Centuries of stress caused biggest quake

Centuries of stress caused biggest quake
9.5 magnitude, 1960 Chile temblor killed 2,000, produced tsunami

Updated: 4:47 p.m. ET Sept. 14, 2005
LONDON - Nearly four centuries of pent-up stress and energy were brewing under the surface before the biggest ever recorded earthquake rocked Chile in 1960, scientists said on Wednesday.

The May 22 quake, whose epicenter was below the ocean floor off the coast of Chile, had a magnitude of 9.5.

It killed more than 2,000 people, left 2 million homeless, caused heavy damage in the cities of Concepcion, Valdivia and Puerto Montt towns and churned up a tsunami that hit as far away as Hawaii, Japan and the Philippines.

To produce an earthquake the size of 1960 event, scientists thought it would take several hundred years of energy and slippage to build up. It is believed that the longer the time since a previous quake the bigger the next one will be.

But two earthquakes, in 1737 and 1837, occurred in the same area which should have lessened the impact of the 1960 tremor.

Using soil and sand samples dating back 2,000 years and records of land movement along the fault line, researchers in Chile reconstructed a picture of the events that preceded the record-breaking quake to explain what made it so powerful.
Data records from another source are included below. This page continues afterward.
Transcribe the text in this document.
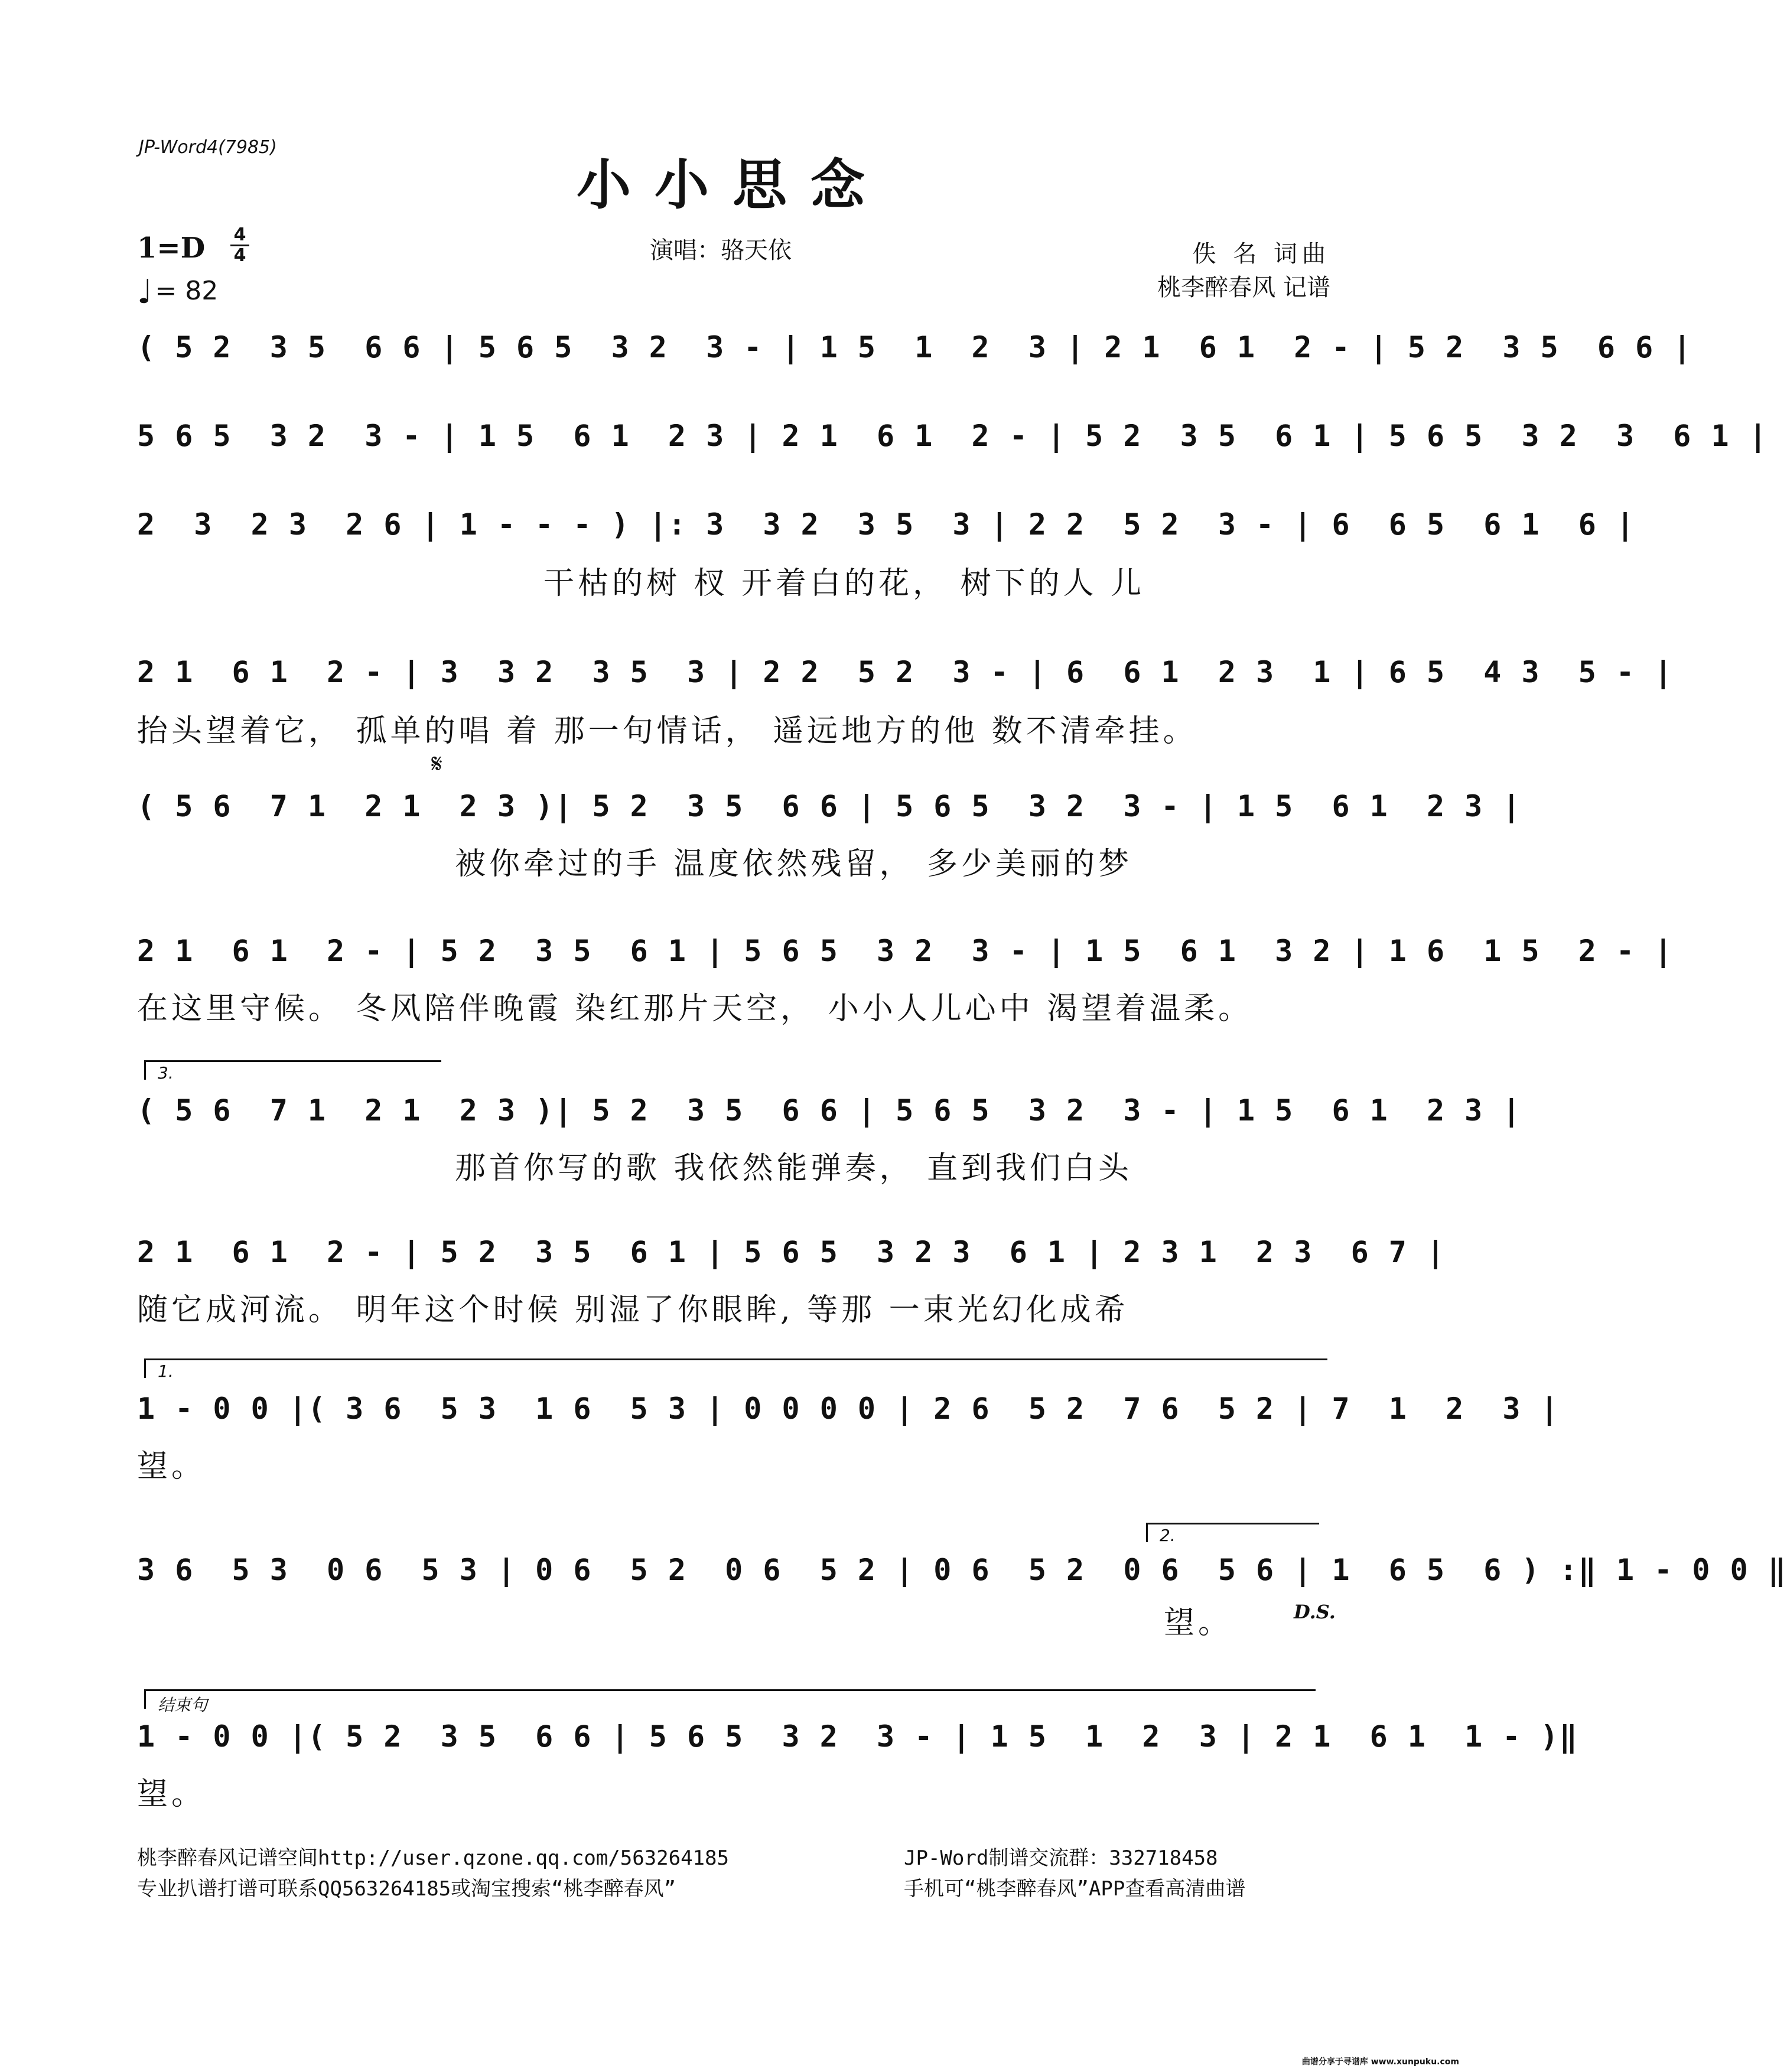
JP-Word4(7985)
小小思念
1=D	4
4
♩= 82
演唱：骆天依	佚 名 词曲
桃李醉春风 记谱
( 5 2  3 5  6 6 | 5 6 5  3 2  3 - | 1 5  1  2  3 | 2 1  6 1  2 - | 5 2  3 5  6 6 |
5 6 5  3 2  3 - | 1 5  6 1  2 3 | 2 1  6 1  2 - | 5 2  3 5  6 1 | 5 6 5  3 2  3  6 1 |
2  3  2 3  2 6 | 1 - - - ) |: 3  3 2  3 5  3 | 2 2  5 2  3 - | 6  6 5  6 1  6 |
干枯的树 杈 开着白的花， 树下的人 儿
2 1  6 1  2 - | 3  3 2  3 5  3 | 2 2  5 2  3 - | 6  6 1  2 3  1 | 6 5  4 3  5 - |
抬头望着它， 孤单的唱 着 那一句情话， 遥远地方的他 数不清牵挂。
𝄋
( 5 6  7 1  2 1  2 3 )| 5 2  3 5  6 6 | 5 6 5  3 2  3 - | 1 5  6 1  2 3 |
被你牵过的手 温度依然残留， 多少美丽的梦
2 1  6 1  2 - | 5 2  3 5  6 1 | 5 6 5  3 2  3 - | 1 5  6 1  3 2 | 1 6  1 5  2 - |
在这里守候。 冬风陪伴晚霞 染红那片天空， 小小人儿心中 渴望着温柔。
3.
( 5 6  7 1  2 1  2 3 )| 5 2  3 5  6 6 | 5 6 5  3 2  3 - | 1 5  6 1  2 3 |
那首你写的歌 我依然能弹奏， 直到我们白头
2 1  6 1  2 - | 5 2  3 5  6 1 | 5 6 5  3 2 3  6 1 | 2 3 1  2 3  6 7 |
随它成河流。 明年这个时候 别湿了你眼眸, 等那 一束光幻化成希
1.
1 - 0 0 |( 3 6  5 3  1 6  5 3 | 0 0 0 0 | 2 6  5 2  7 6  5 2 | 7  1  2  3 |
望。
2.
3 6  5 3  0 6  5 3 | 0 6  5 2  0 6  5 2 | 0 6  5 2  0 6  5 6 | 1  6 5  6 ) :‖ 1 - 0 0 ‖
望。	D.S.
结束句
1 - 0 0 |( 5 2  3 5  6 6 | 5 6 5  3 2  3 - | 1 5  1  2  3 | 2 1  6 1  1 - )‖
望。
桃李醉春风记谱空间http://user.qzone.qq.com/563264185
专业扒谱打谱可联系QQ563264185或淘宝搜索“桃李醉春风”
JP-Word制谱交流群：332718458
手机可“桃李醉春风”APP查看高清曲谱
曲谱分享于寻谱库 www.xunpuku.com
"In these records, the 1960 earthquake ended a recurrence interval that had begun almost four centuries before, with an earthquake documented by Spanish conquistadors in 1575," Marco Cisternas, of the Pontificia Universidad Catolica de Valparaiso, said in a report in the science journal Nature.

Cisternas and his team said the two earlier quakes did not produce any subsidence or tsunami and probably left the fault with more accumulated energy that was eventually released in the record-breaker.

Ignacio Salgado, who worked on the research, said knowing the history of the quake and the behavior of such giant tremors is important because it could influence the magnitude of future earthquakes. "If the events are more frequent maybe they will be of lower intensity," he said in an interview.

The world's biggest earthquakes, including the one that triggered the deadly Indian Ocean tsunami in December 2004, occur in subduction zones where one of the earth's tectonic plates is driven below another. During the 1960 quake a rupture about 621 miles long occurred where the Nazca plate slipped under the South American plate.

"Thanks to the work of Cisternas et al, we now have more insight into the seismic cycle in south-central Chile," Sergio Barrientos, of the Commission for the Comprehensive Nuclear-Test-Ban Treaty Organization in Vienna, Austria said in a commentary on the research.